Christian Rath über das BGH-Urteil zu lebensverlängernden Maßnahmen
: Menschenwürde muss vorgehen

Der Staat soll nicht feststellen, wann Leben „lebensunwert“ ist. Deshalb könne es keinen Schadensersatz geben, wenn Ärzte durch künstliche Ernährung den Tod eines Sterbenskranken unnötig lange hinauszögern. Das hat jetzt der Bundesgerichtshof (BGH) beschlossen. Das Urteil ist nicht falsch, aber es ist einseitig.

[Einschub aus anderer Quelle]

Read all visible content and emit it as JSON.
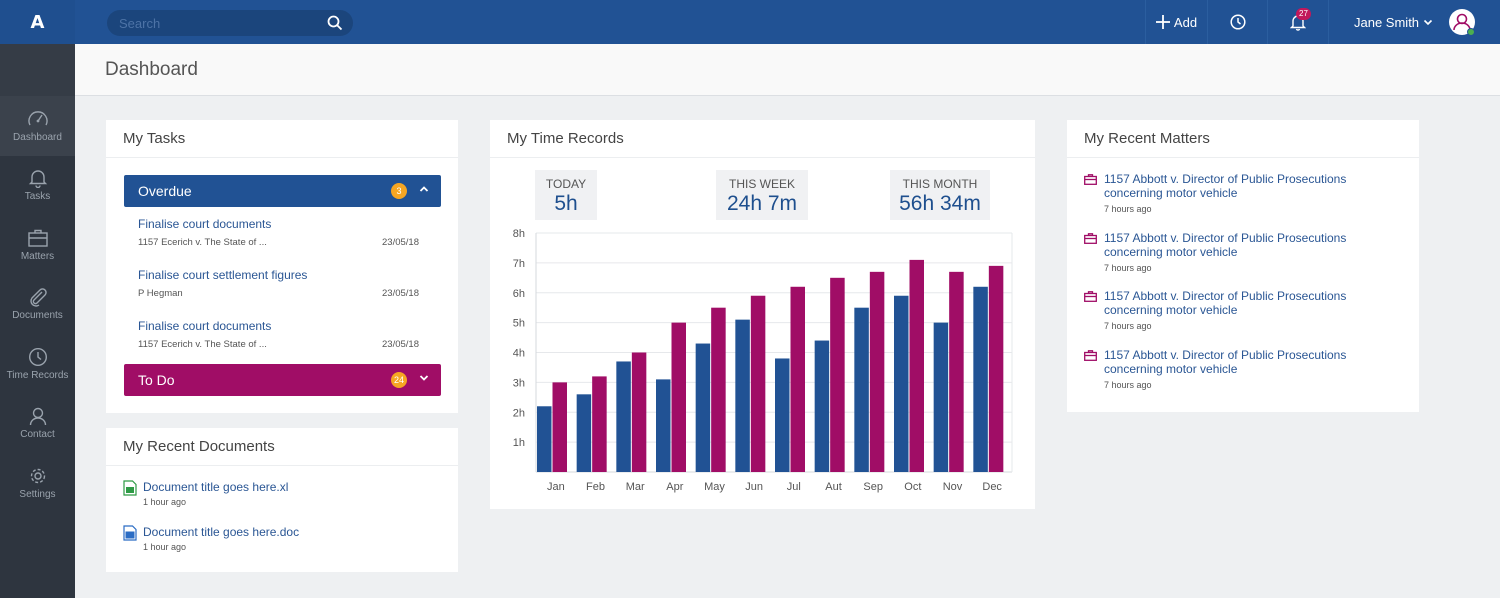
{
  "app": {
    "logo": "A"
  },
  "search": {
    "placeholder": "Search"
  },
  "topbar": {
    "add_label": "Add",
    "notification_count": "27",
    "user_name": "Jane Smith"
  },
  "sidebar": {
    "items": [
      {
        "label": "Dashboard",
        "icon": "gauge-icon",
        "active": true
      },
      {
        "label": "Tasks",
        "icon": "bell-icon"
      },
      {
        "label": "Matters",
        "icon": "briefcase-icon"
      },
      {
        "label": "Documents",
        "icon": "paperclip-icon"
      },
      {
        "label": "Time Records",
        "icon": "clock-icon"
      },
      {
        "label": "Contact",
        "icon": "person-icon"
      },
      {
        "label": "Settings",
        "icon": "gear-icon"
      }
    ]
  },
  "page": {
    "title": "Dashboard"
  },
  "tasks": {
    "title": "My Tasks",
    "overdue": {
      "label": "Overdue",
      "count": "3"
    },
    "items": [
      {
        "title": "Finalise court documents",
        "sub": "1157 Ecerich v. The State of ...",
        "date": "23/05/18"
      },
      {
        "title": "Finalise court settlement figures",
        "sub": "P Hegman",
        "date": "23/05/18"
      },
      {
        "title": "Finalise court documents",
        "sub": "1157 Ecerich v. The State of ...",
        "date": "23/05/18"
      }
    ],
    "todo": {
      "label": "To Do",
      "count": "24"
    }
  },
  "documents": {
    "title": "My Recent Documents",
    "items": [
      {
        "title": "Document title goes here.xl",
        "ago": "1 hour ago",
        "type": "excel"
      },
      {
        "title": "Document title goes here.doc",
        "ago": "1 hour ago",
        "type": "word"
      }
    ]
  },
  "time_records": {
    "title": "My Time Records",
    "stats": [
      {
        "label": "TODAY",
        "value": "5h"
      },
      {
        "label": "THIS WEEK",
        "value": "24h 7m"
      },
      {
        "label": "THIS MONTH",
        "value": "56h 34m"
      }
    ]
  },
  "matters": {
    "title": "My Recent Matters",
    "items": [
      {
        "title_line1": "1157 Abbott v. Director of Public Prosecutions",
        "title_line2": "concerning motor vehicle",
        "ago": "7 hours ago"
      },
      {
        "title_line1": "1157 Abbott v. Director of Public Prosecutions",
        "title_line2": "concerning motor vehicle",
        "ago": "7 hours ago"
      },
      {
        "title_line1": "1157 Abbott v. Director of Public Prosecutions",
        "title_line2": "concerning motor vehicle",
        "ago": "7 hours ago"
      },
      {
        "title_line1": "1157 Abbott v. Director of Public Prosecutions",
        "title_line2": "concerning motor vehicle",
        "ago": "7 hours ago"
      }
    ]
  },
  "colors": {
    "primary": "#215294",
    "accent": "#a00d66",
    "badge": "#f6a623"
  },
  "chart_data": {
    "type": "bar",
    "categories": [
      "Jan",
      "Feb",
      "Mar",
      "Apr",
      "May",
      "Jun",
      "Jul",
      "Aut",
      "Sep",
      "Oct",
      "Nov",
      "Dec"
    ],
    "y_ticks": [
      "1h",
      "2h",
      "3h",
      "4h",
      "5h",
      "6h",
      "7h",
      "8h"
    ],
    "ylim": [
      0,
      8
    ],
    "grid": true,
    "series": [
      {
        "color": "#215294",
        "values": [
          2.2,
          2.6,
          3.7,
          3.1,
          4.3,
          5.1,
          3.8,
          4.4,
          5.5,
          5.9,
          5.0,
          6.2
        ]
      },
      {
        "color": "#a00d66",
        "values": [
          3.0,
          3.2,
          4.0,
          5.0,
          5.5,
          5.9,
          6.2,
          6.5,
          6.7,
          7.1,
          6.7,
          6.9
        ]
      }
    ]
  }
}
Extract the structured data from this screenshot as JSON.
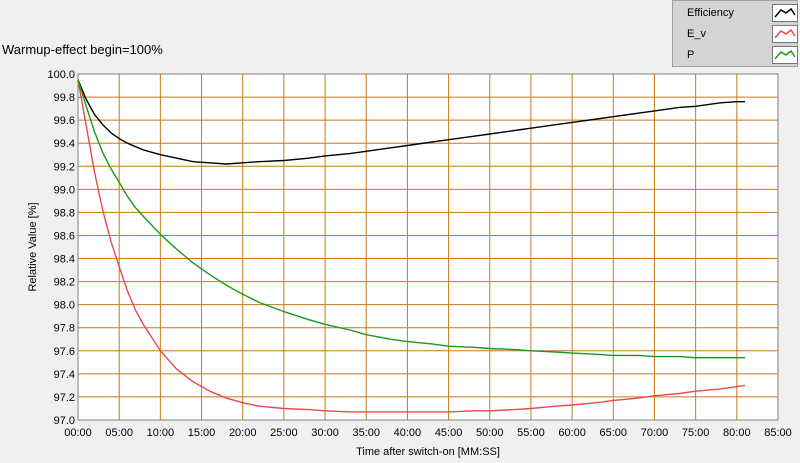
{
  "title": "Warmup-effect begin=100%",
  "legend": {
    "items": [
      {
        "label": "Efficiency",
        "color": "#000000"
      },
      {
        "label": "E_v",
        "color": "#e84a4a"
      },
      {
        "label": "P",
        "color": "#1a9a1a"
      }
    ]
  },
  "chart_data": {
    "type": "line",
    "xlabel": "Time after switch-on [MM:SS]",
    "ylabel": "Relative Value [%]",
    "xlim": [
      0,
      85
    ],
    "ylim": [
      97.0,
      100.0
    ],
    "x_ticks": [
      "00:00",
      "05:00",
      "10:00",
      "15:00",
      "20:00",
      "25:00",
      "30:00",
      "35:00",
      "40:00",
      "45:00",
      "50:00",
      "55:00",
      "60:00",
      "65:00",
      "70:00",
      "75:00",
      "80:00",
      "85:00"
    ],
    "y_ticks": [
      "100.0",
      "99.8",
      "99.6",
      "99.4",
      "99.2",
      "99.0",
      "98.8",
      "98.6",
      "98.4",
      "98.2",
      "98.0",
      "97.8",
      "97.6",
      "97.4",
      "97.2",
      "97.0"
    ],
    "grid": true,
    "series": [
      {
        "name": "Efficiency",
        "color": "#000000",
        "x": [
          0,
          1,
          2,
          3,
          4,
          5,
          6,
          7,
          8,
          10,
          12,
          14,
          16,
          18,
          20,
          22,
          25,
          28,
          30,
          33,
          35,
          38,
          40,
          43,
          45,
          48,
          50,
          53,
          55,
          58,
          60,
          63,
          65,
          68,
          70,
          73,
          75,
          78,
          80,
          81
        ],
        "y": [
          99.95,
          99.78,
          99.65,
          99.56,
          99.49,
          99.44,
          99.4,
          99.37,
          99.34,
          99.3,
          99.27,
          99.24,
          99.23,
          99.22,
          99.23,
          99.24,
          99.25,
          99.27,
          99.29,
          99.31,
          99.33,
          99.36,
          99.38,
          99.41,
          99.43,
          99.46,
          99.48,
          99.51,
          99.53,
          99.56,
          99.58,
          99.61,
          99.63,
          99.66,
          99.68,
          99.71,
          99.72,
          99.75,
          99.76,
          99.76
        ]
      },
      {
        "name": "E_v",
        "color": "#e84a4a",
        "x": [
          0,
          1,
          2,
          3,
          4,
          5,
          6,
          7,
          8,
          10,
          12,
          14,
          16,
          18,
          20,
          22,
          25,
          28,
          30,
          33,
          35,
          38,
          40,
          43,
          45,
          48,
          50,
          53,
          55,
          58,
          60,
          63,
          65,
          68,
          70,
          73,
          75,
          78,
          80,
          81
        ],
        "y": [
          99.95,
          99.55,
          99.15,
          98.82,
          98.55,
          98.33,
          98.12,
          97.95,
          97.82,
          97.6,
          97.44,
          97.33,
          97.25,
          97.19,
          97.15,
          97.12,
          97.1,
          97.09,
          97.08,
          97.07,
          97.07,
          97.07,
          97.07,
          97.07,
          97.07,
          97.08,
          97.08,
          97.09,
          97.1,
          97.12,
          97.13,
          97.15,
          97.17,
          97.19,
          97.21,
          97.23,
          97.25,
          97.27,
          97.29,
          97.3
        ]
      },
      {
        "name": "P",
        "color": "#1a9a1a",
        "x": [
          0,
          1,
          2,
          3,
          4,
          5,
          6,
          7,
          8,
          10,
          12,
          14,
          16,
          18,
          20,
          22,
          25,
          28,
          30,
          33,
          35,
          38,
          40,
          43,
          45,
          48,
          50,
          53,
          55,
          58,
          60,
          63,
          65,
          68,
          70,
          73,
          75,
          78,
          80,
          81
        ],
        "y": [
          99.95,
          99.72,
          99.5,
          99.32,
          99.18,
          99.06,
          98.94,
          98.84,
          98.76,
          98.61,
          98.48,
          98.36,
          98.26,
          98.17,
          98.09,
          98.02,
          97.94,
          97.87,
          97.83,
          97.78,
          97.74,
          97.7,
          97.68,
          97.66,
          97.64,
          97.63,
          97.62,
          97.61,
          97.6,
          97.59,
          97.58,
          97.57,
          97.56,
          97.56,
          97.55,
          97.55,
          97.54,
          97.54,
          97.54,
          97.54
        ]
      }
    ]
  }
}
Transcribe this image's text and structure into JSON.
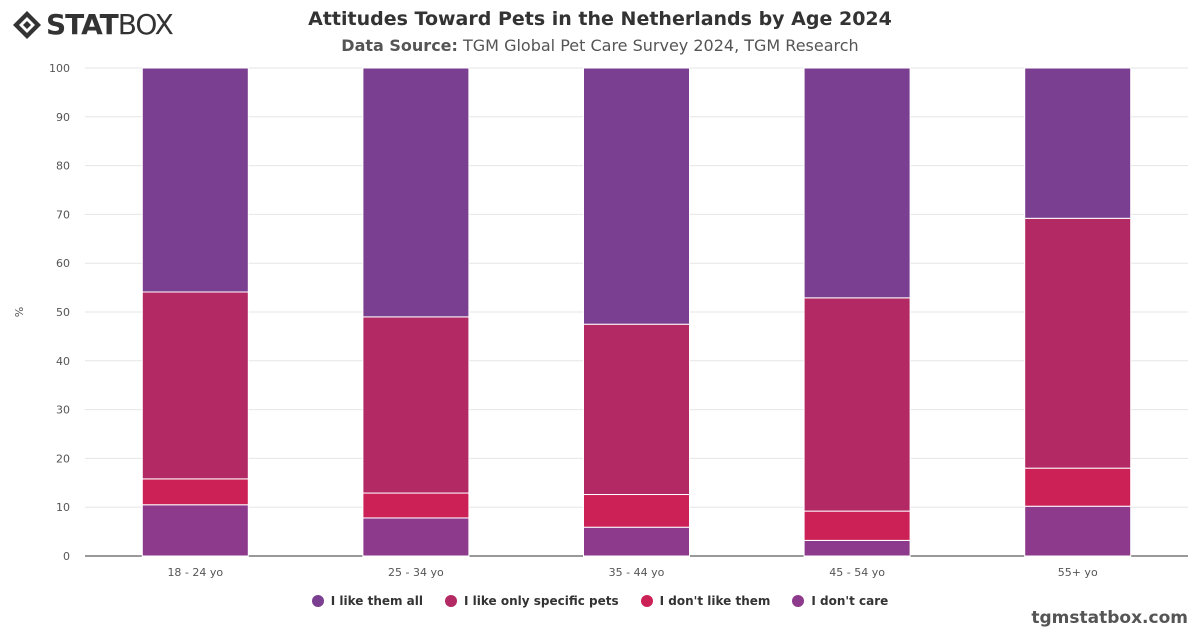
{
  "brand": {
    "bold": "STAT",
    "light": "BOX"
  },
  "title": "Attitudes Toward Pets in the Netherlands by Age 2024",
  "subtitle": {
    "label": "Data Source:",
    "text": " TGM Global Pet Care Survey 2024, TGM Research"
  },
  "watermark": "tgmstatbox.com",
  "chart_data": {
    "type": "bar",
    "stacked": true,
    "categories": [
      "18 - 24 yo",
      "25 - 34 yo",
      "35 - 44 yo",
      "45 - 54 yo",
      "55+ yo"
    ],
    "ylabel": "%",
    "ylim": [
      0,
      100
    ],
    "yticks": [
      0,
      10,
      20,
      30,
      40,
      50,
      60,
      70,
      80,
      90,
      100
    ],
    "grid": "horizontal",
    "legend_position": "bottom",
    "series": [
      {
        "name": "I don't care",
        "color": "#8e3a8c",
        "values": [
          10.5,
          7.8,
          5.9,
          3.2,
          10.2
        ]
      },
      {
        "name": "I don't like them",
        "color": "#cc2157",
        "values": [
          5.3,
          5.1,
          6.7,
          6.0,
          7.8
        ]
      },
      {
        "name": "I like only specific pets",
        "color": "#b22964",
        "values": [
          38.3,
          36.1,
          34.9,
          43.7,
          51.2
        ]
      },
      {
        "name": "I like them all",
        "color": "#7b3f91",
        "values": [
          45.9,
          51.0,
          52.5,
          47.1,
          30.8
        ]
      }
    ]
  },
  "legend": [
    {
      "label": "I like them all",
      "color": "#7b3f91"
    },
    {
      "label": "I like only specific pets",
      "color": "#b22964"
    },
    {
      "label": "I don't like them",
      "color": "#cc2157"
    },
    {
      "label": "I don't care",
      "color": "#8e3a8c"
    }
  ]
}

Natürlich muss verhindert werden, dass Erben mit Schadensersatzklagen drohen können, um schneller an das Vermögen ihres schwerkranken Angehörigen zu kommen – oder um weitere Ausgaben für die Pflege und Versorgung zu vermeiden, die das Erbe schmälern. Auch den Krankenkassen sollte kein Instrument an die Hand gegeben werden, Krankenhäuser und Ärzte davon abzuhalten, weitere Behandlungskosten zu verursachen.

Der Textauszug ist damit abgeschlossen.